I went pescatarian 2 years or so ago, I’m not vegetarian and don’t call myself that, but other people do and I’m always correcting them, I know I’m falling short of being a vegetarian. My FIL also eats fish not other meat and refers to himself as vegetarian which irritates me but not my place to correct him. It used to drive me insane at uni I lived with two utterly idiotic judgemental mean girls who looked down on the rest of us because we ate meat (once sniffily referred to as ‘things with faces’) but they themselves are chicken and fish. I asked them once if chicken and fish were plants then, they just sniffed at me in a superior fashion.
I haven’t got all the answers as to why I’ve made the choices I have - I stopped feeling comfortable eating meat (mammals and birds) due to issues with farming and slaughter, if I could guarantee that all animals were kept in ideal conditions and then killed quickly and humanely I probably would have kept eating them (though if I had that guarantee now I wouldn’t go back to eating them as I don’t think I could now).

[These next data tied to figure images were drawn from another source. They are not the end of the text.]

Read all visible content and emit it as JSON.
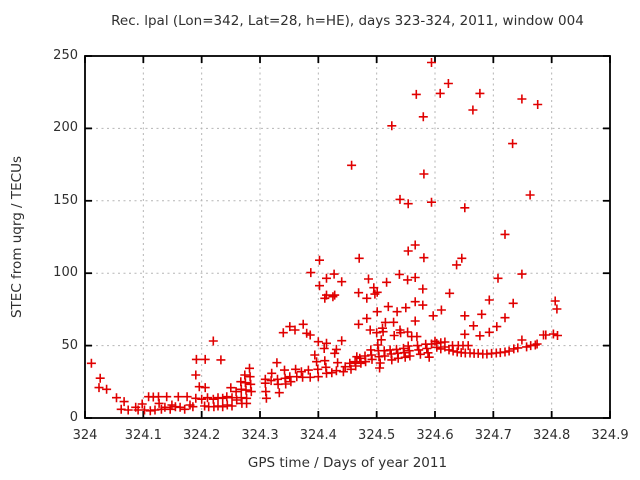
{
  "chart_data": {
    "type": "scatter",
    "title": "Rec. lpal (Lon=342, Lat=28, h=HE), days 323-324, 2011, window 004",
    "xlabel": "GPS time / Days of year 2011",
    "ylabel": "STEC from uqrg / TECUs",
    "xlim": [
      324,
      324.9
    ],
    "ylim": [
      0,
      250
    ],
    "xticks": [
      324,
      324.1,
      324.2,
      324.3,
      324.4,
      324.5,
      324.6,
      324.7,
      324.8,
      324.9
    ],
    "xtick_labels": [
      "324",
      "324.1",
      "324.2",
      "324.3",
      "324.4",
      "324.5",
      "324.6",
      "324.7",
      "324.8",
      "324.9"
    ],
    "yticks": [
      0,
      50,
      100,
      150,
      200,
      250
    ],
    "ytick_labels": [
      "0",
      "50",
      "100",
      "150",
      "200",
      "250"
    ],
    "grid": true,
    "legend": "none",
    "marker": "plus",
    "colors": {
      "marker": "#e00000",
      "grid": "#b5b5b5",
      "frame": "#000000",
      "text": "#2f2f2f"
    },
    "points": [
      [
        324.011,
        37.8
      ],
      [
        324.024,
        21.0
      ],
      [
        324.026,
        27.5
      ],
      [
        324.037,
        19.8
      ],
      [
        324.054,
        14.0
      ],
      [
        324.062,
        6.0
      ],
      [
        324.067,
        11.3
      ],
      [
        324.074,
        5.5
      ],
      [
        324.087,
        7.4
      ],
      [
        324.091,
        5.5
      ],
      [
        324.098,
        9.7
      ],
      [
        324.102,
        5.5
      ],
      [
        324.109,
        14.7
      ],
      [
        324.112,
        5.0
      ],
      [
        324.117,
        14.5
      ],
      [
        324.12,
        5.5
      ],
      [
        324.126,
        14.7
      ],
      [
        324.127,
        10.1
      ],
      [
        324.131,
        6.0
      ],
      [
        324.137,
        7.4
      ],
      [
        324.14,
        14.7
      ],
      [
        324.146,
        6.0
      ],
      [
        324.149,
        9.0
      ],
      [
        324.155,
        7.8
      ],
      [
        324.16,
        14.7
      ],
      [
        324.163,
        7.4
      ],
      [
        324.171,
        6.0
      ],
      [
        324.175,
        14.7
      ],
      [
        324.18,
        9.0
      ],
      [
        324.185,
        7.8
      ],
      [
        324.19,
        29.7
      ],
      [
        324.19,
        13.6
      ],
      [
        324.191,
        40.5
      ],
      [
        324.196,
        21.6
      ],
      [
        324.2,
        13.0
      ],
      [
        324.205,
        8.3
      ],
      [
        324.206,
        40.5
      ],
      [
        324.206,
        21.0
      ],
      [
        324.21,
        14.0
      ],
      [
        324.212,
        7.8
      ],
      [
        324.22,
        53.2
      ],
      [
        324.22,
        13.0
      ],
      [
        324.221,
        7.8
      ],
      [
        324.228,
        14.0
      ],
      [
        324.228,
        8.3
      ],
      [
        324.233,
        40.1
      ],
      [
        324.236,
        13.6
      ],
      [
        324.236,
        7.8
      ],
      [
        324.243,
        14.7
      ],
      [
        324.244,
        9.0
      ],
      [
        324.25,
        20.9
      ],
      [
        324.252,
        14.0
      ],
      [
        324.252,
        8.3
      ],
      [
        324.259,
        18.2
      ],
      [
        324.26,
        12.4
      ],
      [
        324.267,
        25.1
      ],
      [
        324.268,
        19.8
      ],
      [
        324.268,
        14.0
      ],
      [
        324.269,
        10.1
      ],
      [
        324.274,
        29.7
      ],
      [
        324.275,
        24.4
      ],
      [
        324.276,
        19.3
      ],
      [
        324.277,
        13.6
      ],
      [
        324.277,
        10.1
      ],
      [
        324.282,
        34.3
      ],
      [
        324.283,
        28.5
      ],
      [
        324.284,
        23.3
      ],
      [
        324.285,
        18.2
      ],
      [
        324.309,
        26.7
      ],
      [
        324.309,
        24.0
      ],
      [
        324.31,
        18.2
      ],
      [
        324.311,
        13.6
      ],
      [
        324.319,
        25.8
      ],
      [
        324.32,
        30.9
      ],
      [
        324.329,
        38.2
      ],
      [
        324.33,
        26.7
      ],
      [
        324.331,
        23.3
      ],
      [
        324.333,
        17.5
      ],
      [
        324.34,
        58.9
      ],
      [
        324.342,
        33.1
      ],
      [
        324.343,
        27.4
      ],
      [
        324.344,
        23.5
      ],
      [
        324.351,
        28.5
      ],
      [
        324.351,
        63.1
      ],
      [
        324.353,
        25.1
      ],
      [
        324.36,
        60.8
      ],
      [
        324.361,
        33.6
      ],
      [
        324.363,
        28.5
      ],
      [
        324.371,
        32.0
      ],
      [
        324.373,
        28.1
      ],
      [
        324.374,
        64.7
      ],
      [
        324.38,
        58.5
      ],
      [
        324.383,
        33.1
      ],
      [
        324.386,
        57.3
      ],
      [
        324.386,
        28.1
      ],
      [
        324.387,
        100.4
      ],
      [
        324.394,
        43.5
      ],
      [
        324.397,
        38.9
      ],
      [
        324.399,
        33.6
      ],
      [
        324.4,
        52.7
      ],
      [
        324.4,
        28.5
      ],
      [
        324.402,
        109.0
      ],
      [
        324.402,
        91.4
      ],
      [
        324.41,
        48.0
      ],
      [
        324.411,
        82.7
      ],
      [
        324.411,
        39.6
      ],
      [
        324.413,
        35.0
      ],
      [
        324.414,
        96.5
      ],
      [
        324.414,
        84.9
      ],
      [
        324.414,
        51.6
      ],
      [
        324.414,
        30.9
      ],
      [
        324.423,
        31.3
      ],
      [
        324.425,
        83.8
      ],
      [
        324.427,
        99.4
      ],
      [
        324.428,
        84.9
      ],
      [
        324.428,
        44.7
      ],
      [
        324.431,
        47.4
      ],
      [
        324.431,
        32.7
      ],
      [
        324.433,
        38.2
      ],
      [
        324.44,
        94.1
      ],
      [
        324.44,
        53.4
      ],
      [
        324.443,
        32.0
      ],
      [
        324.446,
        35.4
      ],
      [
        324.454,
        37.8
      ],
      [
        324.456,
        33.6
      ],
      [
        324.457,
        174.5
      ],
      [
        324.463,
        38.9
      ],
      [
        324.464,
        35.9
      ],
      [
        324.466,
        42.3
      ],
      [
        324.469,
        86.5
      ],
      [
        324.469,
        64.7
      ],
      [
        324.47,
        110.3
      ],
      [
        324.471,
        41.2
      ],
      [
        324.473,
        37.8
      ],
      [
        324.48,
        42.8
      ],
      [
        324.481,
        38.9
      ],
      [
        324.483,
        82.7
      ],
      [
        324.483,
        68.8
      ],
      [
        324.486,
        96.0
      ],
      [
        324.489,
        60.8
      ],
      [
        324.49,
        47.0
      ],
      [
        324.491,
        43.5
      ],
      [
        324.492,
        40.5
      ],
      [
        324.495,
        90.0
      ],
      [
        324.497,
        85.6
      ],
      [
        324.5,
        58.9
      ],
      [
        324.501,
        86.8
      ],
      [
        324.501,
        73.4
      ],
      [
        324.502,
        50.4
      ],
      [
        324.503,
        46.5
      ],
      [
        324.504,
        42.3
      ],
      [
        324.505,
        34.5
      ],
      [
        324.506,
        38.0
      ],
      [
        324.508,
        54.0
      ],
      [
        324.51,
        62.0
      ],
      [
        324.511,
        59.6
      ],
      [
        324.513,
        46.5
      ],
      [
        324.514,
        42.8
      ],
      [
        324.515,
        66.0
      ],
      [
        324.517,
        93.7
      ],
      [
        324.52,
        76.9
      ],
      [
        324.523,
        47.0
      ],
      [
        324.525,
        44.2
      ],
      [
        324.526,
        40.1
      ],
      [
        324.526,
        201.8
      ],
      [
        324.529,
        66.1
      ],
      [
        324.53,
        57.0
      ],
      [
        324.534,
        47.4
      ],
      [
        324.535,
        73.4
      ],
      [
        324.536,
        44.7
      ],
      [
        324.537,
        41.2
      ],
      [
        324.539,
        99.2
      ],
      [
        324.54,
        151.0
      ],
      [
        324.54,
        60.8
      ],
      [
        324.541,
        58.9
      ],
      [
        324.546,
        48.1
      ],
      [
        324.547,
        45.1
      ],
      [
        324.549,
        41.9
      ],
      [
        324.55,
        76.2
      ],
      [
        324.553,
        95.4
      ],
      [
        324.553,
        59.4
      ],
      [
        324.554,
        148.0
      ],
      [
        324.554,
        115.3
      ],
      [
        324.554,
        49.7
      ],
      [
        324.556,
        46.5
      ],
      [
        324.557,
        42.8
      ],
      [
        324.56,
        56.2
      ],
      [
        324.566,
        119.5
      ],
      [
        324.566,
        97.0
      ],
      [
        324.566,
        80.3
      ],
      [
        324.566,
        67.0
      ],
      [
        324.568,
        223.5
      ],
      [
        324.569,
        56.2
      ],
      [
        324.57,
        50.0
      ],
      [
        324.572,
        47.0
      ],
      [
        324.575,
        44.0
      ],
      [
        324.579,
        89.1
      ],
      [
        324.579,
        78.0
      ],
      [
        324.58,
        208.0
      ],
      [
        324.581,
        168.5
      ],
      [
        324.581,
        110.7
      ],
      [
        324.584,
        51.0
      ],
      [
        324.586,
        48.0
      ],
      [
        324.588,
        45.0
      ],
      [
        324.59,
        42.0
      ],
      [
        324.594,
        245.5
      ],
      [
        324.594,
        149.0
      ],
      [
        324.594,
        51.1
      ],
      [
        324.597,
        70.6
      ],
      [
        324.6,
        53.0
      ],
      [
        324.603,
        51.5
      ],
      [
        324.603,
        48.8
      ],
      [
        324.609,
        224.2
      ],
      [
        324.61,
        52.0
      ],
      [
        324.61,
        47.7
      ],
      [
        324.611,
        74.6
      ],
      [
        324.617,
        52.5
      ],
      [
        324.617,
        49.0
      ],
      [
        324.623,
        231.0
      ],
      [
        324.624,
        47.0
      ],
      [
        324.625,
        86.1
      ],
      [
        324.63,
        50.0
      ],
      [
        324.631,
        46.3
      ],
      [
        324.637,
        105.7
      ],
      [
        324.638,
        45.6
      ],
      [
        324.64,
        50.0
      ],
      [
        324.645,
        45.2
      ],
      [
        324.646,
        110.3
      ],
      [
        324.648,
        50.0
      ],
      [
        324.651,
        145.2
      ],
      [
        324.651,
        70.6
      ],
      [
        324.651,
        57.8
      ],
      [
        324.652,
        44.9
      ],
      [
        324.657,
        50.0
      ],
      [
        324.66,
        44.9
      ],
      [
        324.665,
        212.7
      ],
      [
        324.666,
        63.7
      ],
      [
        324.667,
        44.6
      ],
      [
        324.674,
        44.6
      ],
      [
        324.677,
        224.2
      ],
      [
        324.677,
        56.8
      ],
      [
        324.68,
        71.6
      ],
      [
        324.682,
        44.2
      ],
      [
        324.689,
        44.2
      ],
      [
        324.693,
        81.5
      ],
      [
        324.693,
        59.2
      ],
      [
        324.697,
        44.6
      ],
      [
        324.705,
        44.9
      ],
      [
        324.706,
        63.1
      ],
      [
        324.708,
        96.5
      ],
      [
        324.712,
        45.2
      ],
      [
        324.72,
        126.8
      ],
      [
        324.72,
        69.3
      ],
      [
        324.72,
        45.6
      ],
      [
        324.727,
        46.3
      ],
      [
        324.733,
        189.5
      ],
      [
        324.734,
        79.2
      ],
      [
        324.735,
        47.7
      ],
      [
        324.742,
        48.4
      ],
      [
        324.749,
        220.3
      ],
      [
        324.749,
        99.4
      ],
      [
        324.749,
        53.9
      ],
      [
        324.757,
        49.1
      ],
      [
        324.763,
        154.0
      ],
      [
        324.764,
        50.0
      ],
      [
        324.772,
        50.4
      ],
      [
        324.775,
        51.1
      ],
      [
        324.776,
        216.5
      ],
      [
        324.786,
        57.3
      ],
      [
        324.79,
        57.3
      ],
      [
        324.803,
        58.0
      ],
      [
        324.806,
        80.8
      ],
      [
        324.809,
        75.3
      ],
      [
        324.81,
        57.0
      ]
    ]
  }
}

Why did I think fish didn’t count? I’m not totally clear on that if I’m honest. It was hard to give up meat and so it became kind of a process - still eating fish was a step on the way. I relied upon it a lot at first, now I eat very little and make more properly veggie choices. I’m conscious of sourcing and only buy/eat sustainable and responsibly sourced but I know that doesn’t actually answer the question. There’s something in the back of my mind about eating wild fish that are going to exist and be eaten by larger predators anyway, rather than only breeding and keeping farmed animals for the sole purpose of killing and eating them, but that’s kind of a cop out though it makes some sense to me.
At the end of the day, it’s a bit of a shitty compromise on my part and I own that, but it’s my personal choice that I don’t try to impose on anyone else, and I don’t judge anyone else either.
I can’t watch The Island but I have massive issues with the series a while back when they killed the pig so awfully and inexpertly so as to cause maximum distress all round. What a dreadful and needlessly cruel thing to do. Don’t give a fuck that you’re ‘in the wild, trying to survive’ - you don’t have to be there, you’re not shipwrecked or survivors of the zombie apocalypse, you’re making a tv programme. So either teach participants how to do it properly, or send an expert in to do it, or make the pig off limits - I don’t care that it would temporarily ruin the illusion that you’re in a real survival situation, the production team was never going to let you die.